Вне этого символа смертного ужаса рождения Цинциннат — полусущество полумира, недоносок.
Конечно, в сновидческом «Приглашении на казнь» автор заглядывает далеко за порог рождения. Действие романа охватывает дородовой период,
58
Владимир Набоков. Лекции по русской литературе. М., 1996, с. 256–257.
Сновидческий спектакль сильно напоминает подчеркнуто плоские декорации «Приглашения на казнь», рассыпающиеся в красноватую пыль в финальном шествии героя. Один из толстовских персонажей признается, что просыпаться ему было некуда. Цинциннату определенно есть куда проснуться. В предисловии к роману Набоков не преминул опять пребольно пнуть Фрейда, «гнусно хмыкающего венского шамана», и заодно категорически откреститься от каких-либо познаний в современной немецкой литературе и языке. Это была мистификация, а чтобы так последовательно и яростно нападать на психоанализ, надо было знать его не понаслышке.
К 1959 году, когда Набоков писал свое предисловие, уже появилось около десятка работ о влиянии утробного периода и родов как травмы на последующее развитие психики. Пионерская статья О. Ранка «Травма рождения и ее значение для психоанализа» была опубликована в 1924 году. Вовсе не важно — читал ли ее Набоков или сам придумал «зачеловеческие сны» Цинцинната как подлинный сюжет романа — идеи носились в воздухе. Весь текст «Приглашения на казнь», как чемодан ярлыками, облеплен знаками направления. Эти клейма и марки выставлены напоказ, без участия симпатических чернил, но именно их нарочитая предъявленность приводит к результатам знаменитого «Похищенного письма» Эдгара По — они остаются незамечанными. Это такая всепронизывающая тайна, что ее нет нужды прятать, так что она вся выставлена напоказ.
Цинциннатов два: один — маленький, слабый, другой — увидит в казни высвобождение своей божественной личности. Но существование двух героев нельзя понимать буквально: одной стороной своего существа Цинциннат погружен в страх, лень и ложные надежды, но другой, высвобождающейся, — он соединен с паузой, матерью, бабочкой, карандашом. Попадая в крепость, он смертельно боится, хочет зарыться в песок, не слышать, не видеть, оттянуть время, забыться. Какой-то злокозненный гений, очень могущественный и склонный к обману, прилагает всю свою изобретательность, чтобы ввести его в заблуждение, и расставляет повсюду ловушки. Его терзают два навязчивых вопроса: когда казнь и как отсюда бежать? В первый же день: «Цинциннат сказал:
— Я хотел бы все-таки знать, долго ли теперь.

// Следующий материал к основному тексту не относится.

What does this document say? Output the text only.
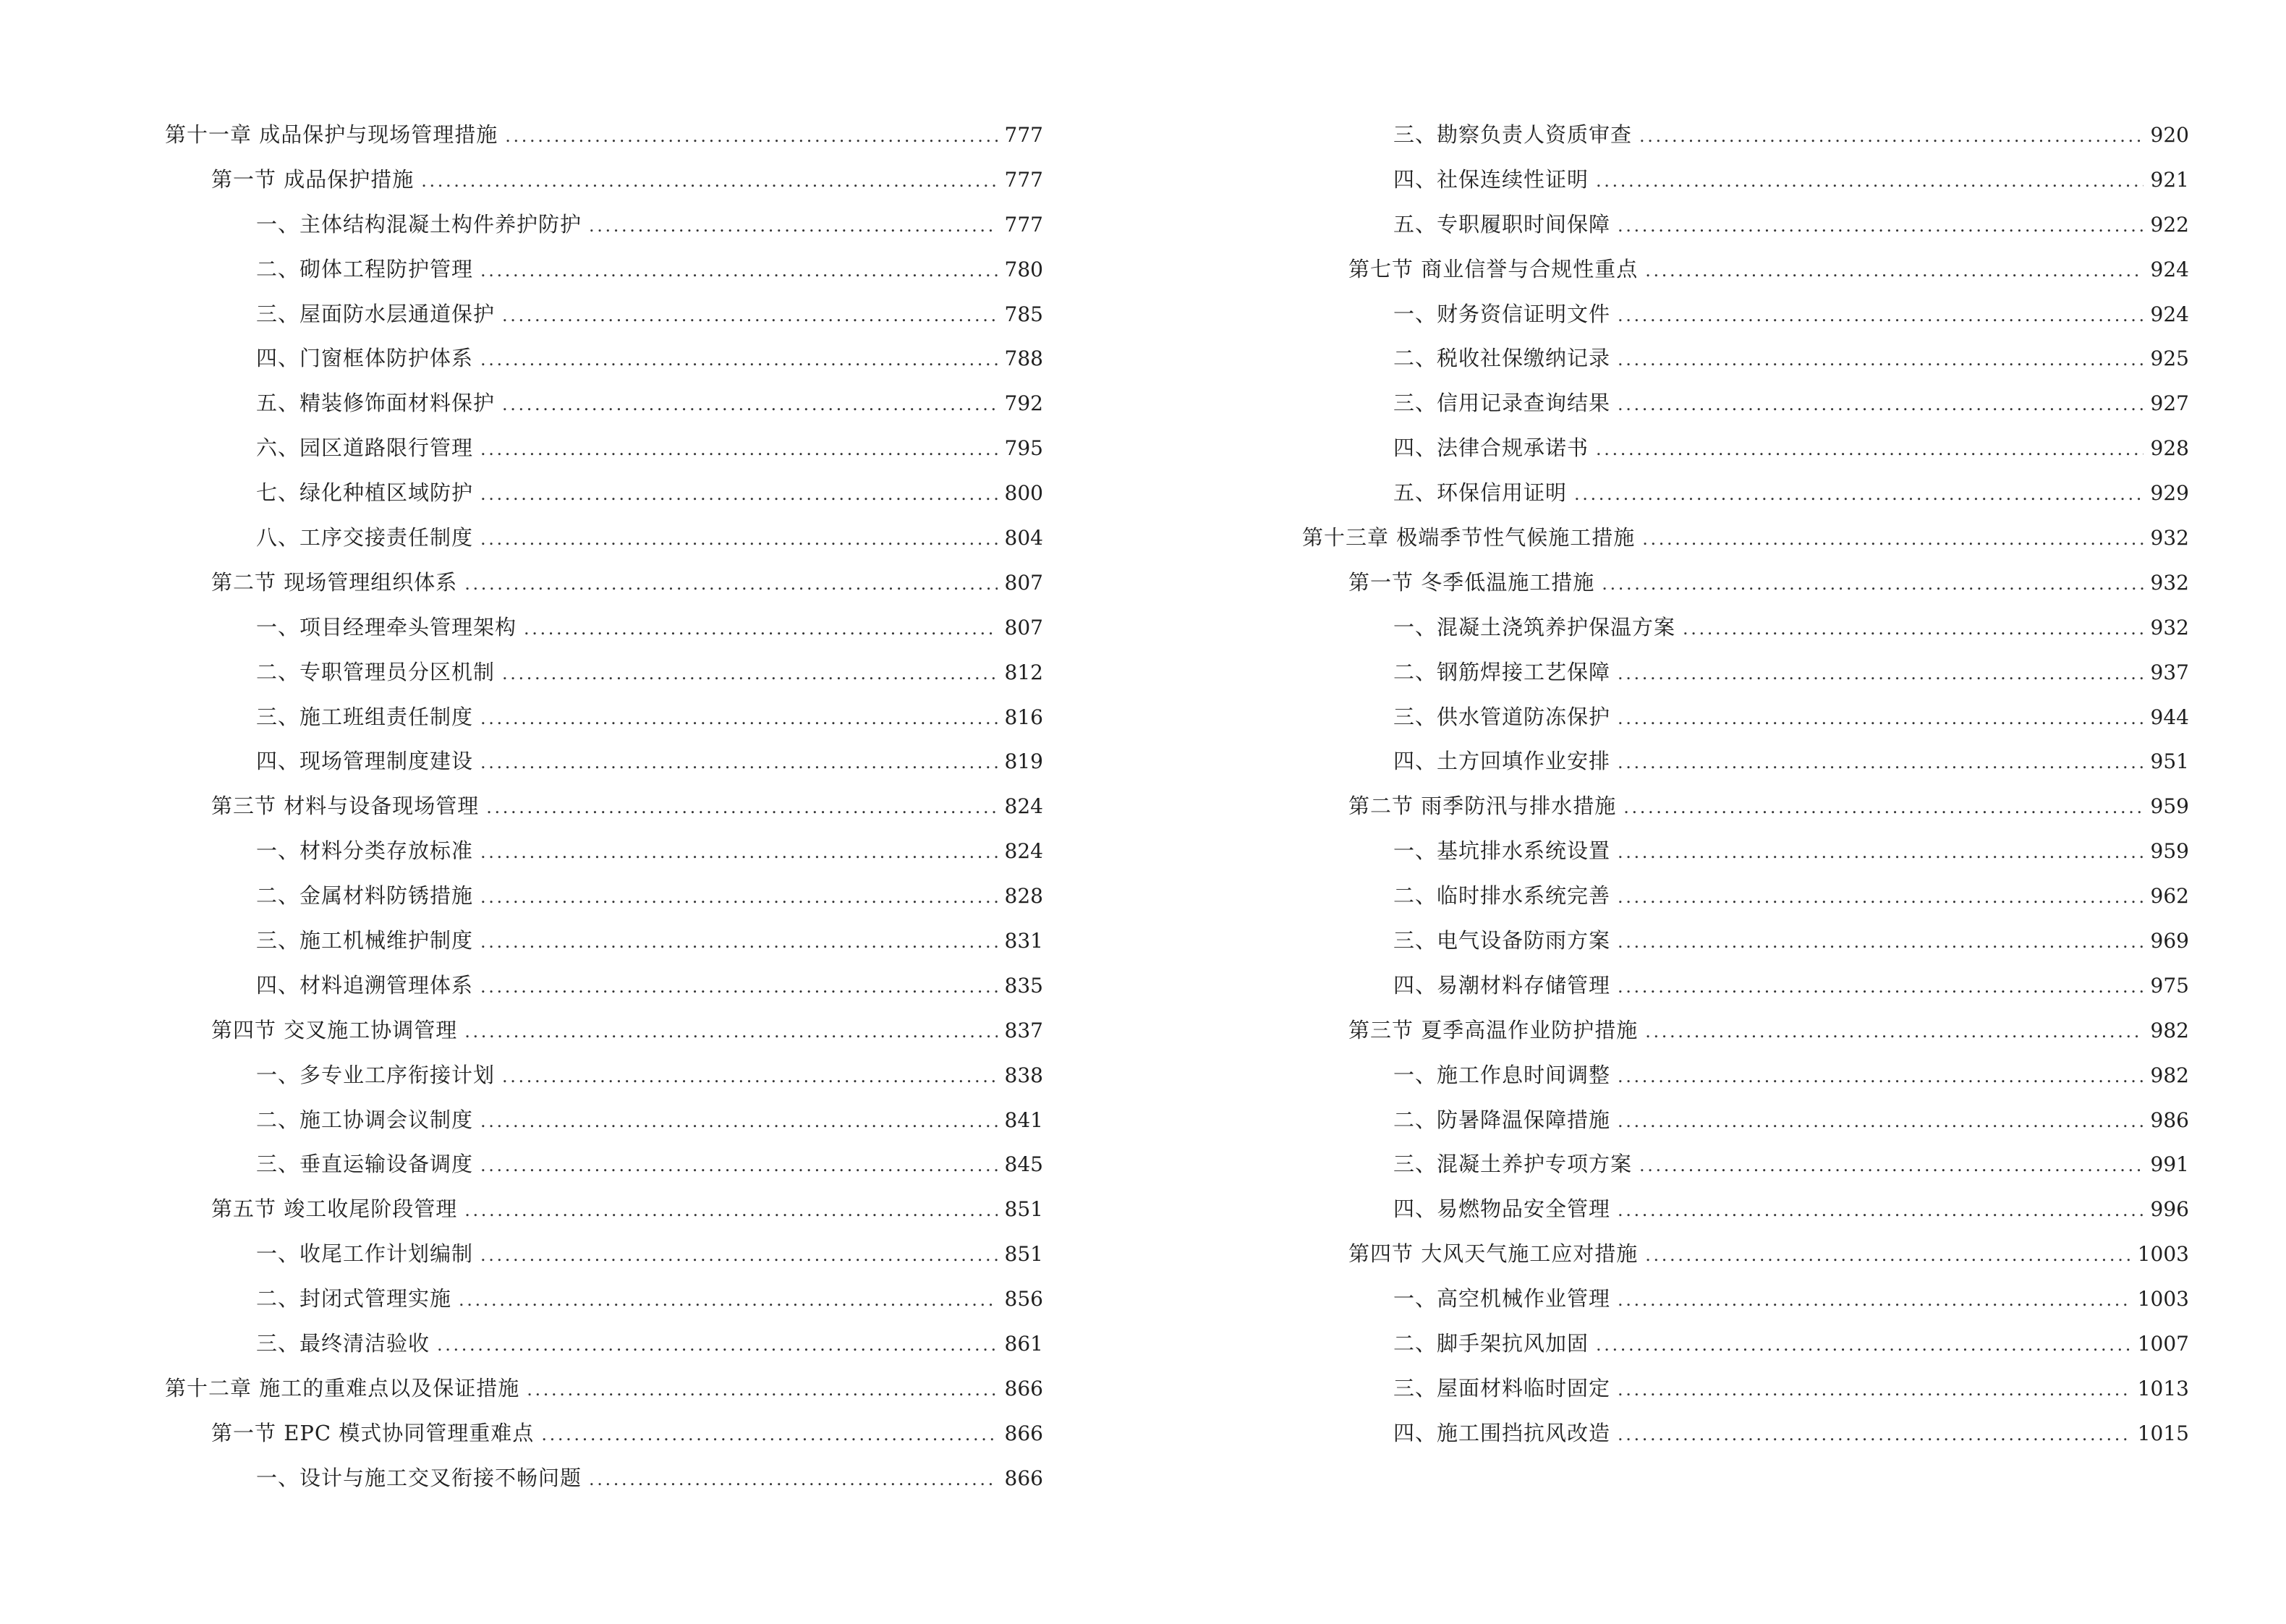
第十一章 成品保护与现场管理措施 . . .	777
第一节 成品保护措施 . . .	777
一、主体结构混凝土构件养护防护 . . .	777
二、砌体工程防护管理 . . .	780
三、屋面防水层通道保护 . . .	785
四、门窗框体防护体系 . . .	788
五、精装修饰面材料保护 . . .	792
六、园区道路限行管理 . . .	795
七、绿化种植区域防护 . . .	800
八、工序交接责任制度 . . .	804
第二节 现场管理组织体系 . . .	807
一、项目经理牵头管理架构 . . .	807
二、专职管理员分区机制 . . .	812
三、施工班组责任制度 . . .	816
四、现场管理制度建设 . . .	819
第三节 材料与设备现场管理 . . .	824
一、材料分类存放标准 . . .	824
二、金属材料防锈措施 . . .	828
三、施工机械维护制度 . . .	831
四、材料追溯管理体系 . . .	835
第四节 交叉施工协调管理 . . .	837
一、多专业工序衔接计划 . . .	838
二、施工协调会议制度 . . .	841
三、垂直运输设备调度 . . .	845
第五节 竣工收尾阶段管理 . . .	851
一、收尾工作计划编制 . . .	851
二、封闭式管理实施 . . .	856
三、最终清洁验收 . . .	861
第十二章 施工的重难点以及保证措施 . . .	866
第一节 EPC 模式协同管理重难点 . . .	866
一、设计与施工交叉衔接不畅问题 . . .	866
三、勘察负责人资质审查 . . .	920
四、社保连续性证明 . . .	921
五、专职履职时间保障 . . .	922
第七节 商业信誉与合规性重点 . . .	924
一、财务资信证明文件 . . .	924
二、税收社保缴纳记录 . . .	925
三、信用记录查询结果 . . .	927
四、法律合规承诺书 . . .	928
五、环保信用证明 . . .	929
第十三章 极端季节性气候施工措施 . . .	932
第一节 冬季低温施工措施 . . .	932
一、混凝土浇筑养护保温方案 . . .	932
二、钢筋焊接工艺保障 . . .	937
三、供水管道防冻保护 . . .	944
四、土方回填作业安排 . . .	951
第二节 雨季防汛与排水措施 . . .	959
一、基坑排水系统设置 . . .	959
二、临时排水系统完善 . . .	962
三、电气设备防雨方案 . . .	969
四、易潮材料存储管理 . . .	975
第三节 夏季高温作业防护措施 . . .	982
一、施工作息时间调整 . . .	982
二、防暑降温保障措施 . . .	986
三、混凝土养护专项方案 . . .	991
四、易燃物品安全管理 . . .	996
第四节 大风天气施工应对措施 . . .	1003
一、高空机械作业管理 . . .	1003
二、脚手架抗风加固 . . .	1007
三、屋面材料临时固定 . . .	1013
四、施工围挡抗风改造 . . .	1015
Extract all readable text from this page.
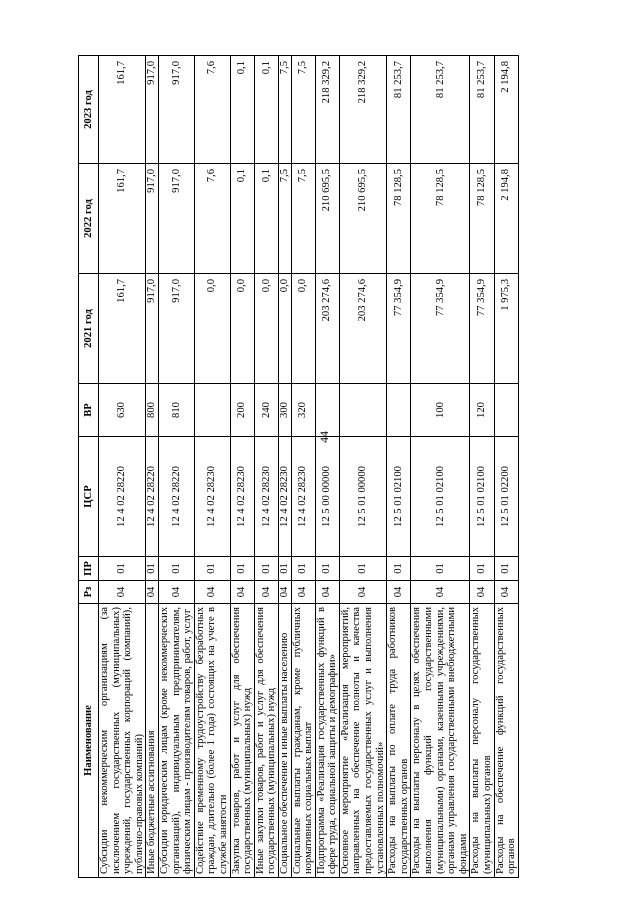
44
Наименование	Рз	ПР	ЦСР	ВР	2021 год	2022 год	2023 год
Субсидии некоммерческим организациям (за исключением государственных (муниципальных) учреждений, государственных корпораций (компаний), публично-правовых компаний)	04	01	12 4 02 28220	630	161,7	161,7	161,7
Иные бюджетные ассигнования	04	01	12 4 02 28220	800	917,0	917,0	917,0
Субсидии юридическим лицам (кроме некоммерческих организаций), индивидуальным предпринимателям, физическим лицам - производителям товаров, работ, услуг	04	01	12 4 02 28220	810	917,0	917,0	917,0
Содействие временному трудоустройству безработных граждан, длительно (более 1 года) состоящих на учете в службе занятости	04	01	12 4 02 28230		0,0	7,6	7,6
Закупка товаров, работ и услуг для обеспечения государственных (муниципальных) нужд	04	01	12 4 02 28230	200	0,0	0,1	0,1
Иные закупки товаров, работ и услуг для обеспечения государственных (муниципальных) нужд	04	01	12 4 02 28230	240	0,0	0,1	0,1
Социальное обеспечение и иные выплаты населению	04	01	12 4 02 28230	300	0,0	7,5	7,5
Социальные выплаты гражданам, кроме публичных нормативных социальных выплат	04	01	12 4 02 28230	320	0,0	7,5	7,5
Подпрограмма «Реализация государственных функций в сфере труда, социальной защиты и демографии»	04	01	12 5 00 00000		203 274,6	210 695,5	218 329,2
Основное мероприятие «Реализация мероприятий, направленных на обеспечение полноты и качества предоставляемых государственных услуг и выполнения установленных полномочий»	04	01	12 5 01 00000		203 274,6	210 695,5	218 329,2
Расходы на выплаты по оплате труда работников государственных органов	04	01	12 5 01 02100		77 354,9	78 128,5	81 253,7
Расходы на выплаты персоналу в целях обеспечения выполнения функций государственными (муниципальными) органами, казенными учреждениями, органами управления государственными внебюджетными фондами	04	01	12 5 01 02100	100	77 354,9	78 128,5	81 253,7
Расходы на выплаты персоналу государственных (муниципальных) органов	04	01	12 5 01 02100	120	77 354,9	78 128,5	81 253,7
Расходы на обеспечение функций государственных органов	04	01	12 5 01 02200		1 975,3	2 194,8	2 194,8
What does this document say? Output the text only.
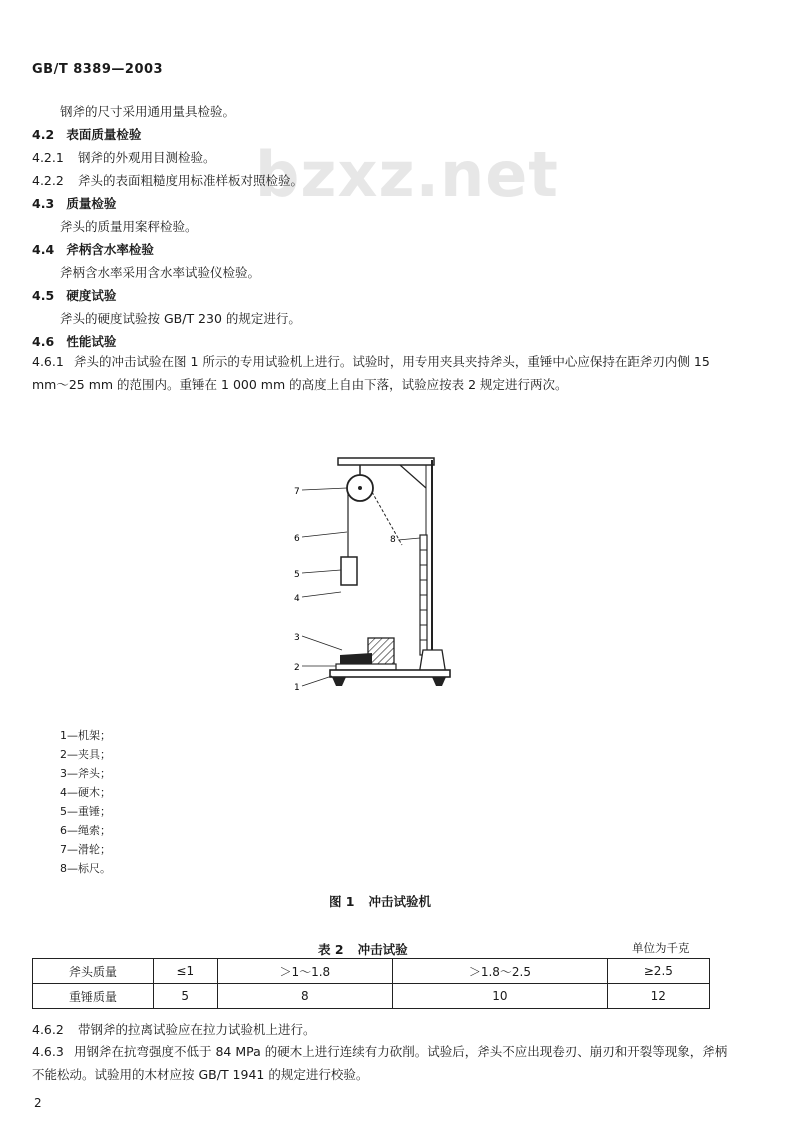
GB/T 8389—2003
bzxz.net
钢斧的尺寸采用通用量具检验。
4.2 表面质量检验
4.2.1 钢斧的外观用目测检验。
4.2.2 斧头的表面粗糙度用标准样板对照检验。
4.3 质量检验
斧头的质量用案秤检验。
4.4 斧柄含水率检验
斧柄含水率采用含水率试验仪检验。
4.5 硬度试验
斧头的硬度试验按 GB/T 230 的规定进行。
4.6 性能试验
4.6.1 斧头的冲击试验在图 1 所示的专用试验机上进行。试验时，用专用夹具夹持斧头，重锤中心应保持在距斧刃内侧 15 mm～25 mm 的范围内。重锤在 1 000 mm 的高度上自由下落，试验应按表 2 规定进行两次。
7
6
5
4
3
2
1
8
1—机架；
2—夹具；
3—斧头；
4—硬木；
5—重锤；
6—绳索；
7—滑轮；
8—标尺。
图 1 冲击试验机
表 2 冲击试验	单位为千克
斧头质量	≤1	＞1～1.8	＞1.8～2.5	≥2.5
重锤质量	5	8	10	12
4.6.2 带钢斧的拉离试验应在拉力试验机上进行。
4.6.3 用钢斧在抗弯强度不低于 84 MPa 的硬木上进行连续有力砍削。试验后，斧头不应出现卷刃、崩刃和开裂等现象，斧柄不能松动。试验用的木材应按 GB/T 1941 的规定进行校验。
2
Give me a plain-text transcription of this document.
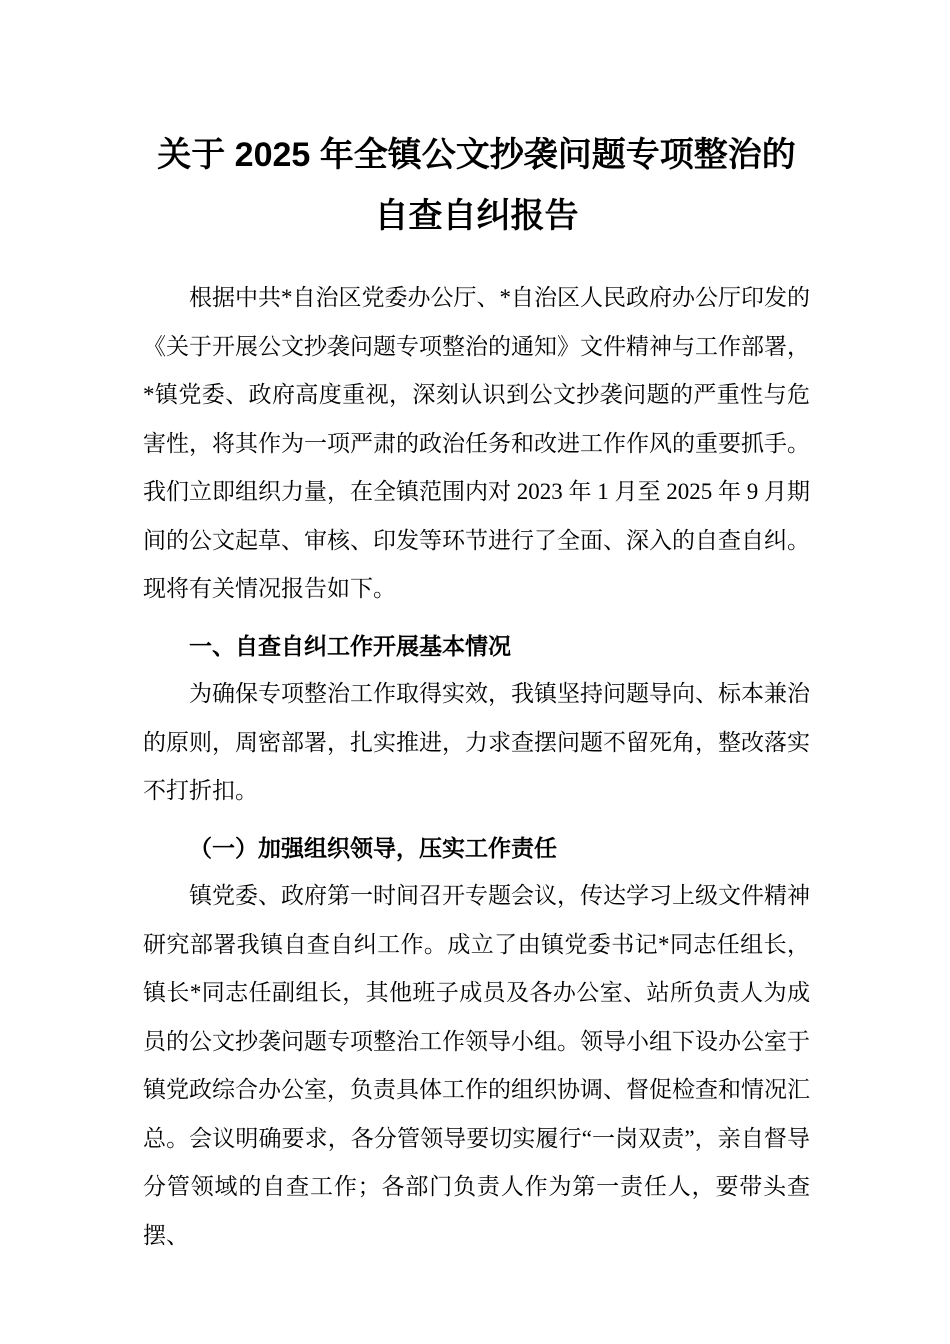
关于 2025 年全镇公文抄袭问题专项整治的
自查自纠报告

根据中共*自治区党委办公厅、*自治区人民政府办公厅印发的《关于开展公文抄袭问题专项整治的通知》文件精神与工作部署，*镇党委、政府高度重视，深刻认识到公文抄袭问题的严重性与危害性，将其作为一项严肃的政治任务和改进工作作风的重要抓手。我们立即组织力量，在全镇范围内对 2023 年 1 月至 2025 年 9 月期间的公文起草、审核、印发等环节进行了全面、深入的自查自纠。现将有关情况报告如下。

一、自查自纠工作开展基本情况

为确保专项整治工作取得实效，我镇坚持问题导向、标本兼治的原则，周密部署，扎实推进，力求查摆问题不留死角，整改落实不打折扣。

（一）加强组织领导，压实工作责任

镇党委、政府第一时间召开专题会议，传达学习上级文件精神研究部署我镇自查自纠工作。成立了由镇党委书记*同志任组长，镇长*同志任副组长，其他班子成员及各办公室、站所负责人为成员的公文抄袭问题专项整治工作领导小组。领导小组下设办公室于镇党政综合办公室，负责具体工作的组织协调、督促检查和情况汇总。会议明确要求，各分管领导要切实履行“一岗双责”，亲自督导分管领域的自查工作；各部门负责人作为第一责任人，要带头查摆、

— (…) Вы хотели бы все-таки знать, долго ли теперь. К сожалению, я сам не знаю. Меня извещают всегда в последний момент…», — отвечает директор тюрьмы (4,50). Герой косноязычно точен: казнь — это не то, что ждет его в неопределенный момент времени, она уже началась. Нет приготовительного начала, нет разрешающегося конца. Тоскливо долгое, топорное «теперь», из которого нет выхода. Цинциннату еще предстоит узнать, что смертный приговор возмещается точным знанием не последнего своего часа, а чего-то совсем другого. Да и побег невозможен. Но поначалу Цинциннатик пробует капитулировать и улизнуть: «Как мне, однако, не хочется умирать! Душа зарылась в подушку. Ох, не хочется! Холодно будет вылезать из теплого тела. Не хочется, погодите, дайте еще подремать» (4,57). Покамест он похож на пленника, наслаждающегося во сне воображаемой свободой, но потом спохватившегося, что спит: Цинциннат боится проснуться и во сне размягченно потакает приятным иллюзиям из опасения, что тяжкое бодрствование может не привести к свету, но ввергнет в хаос.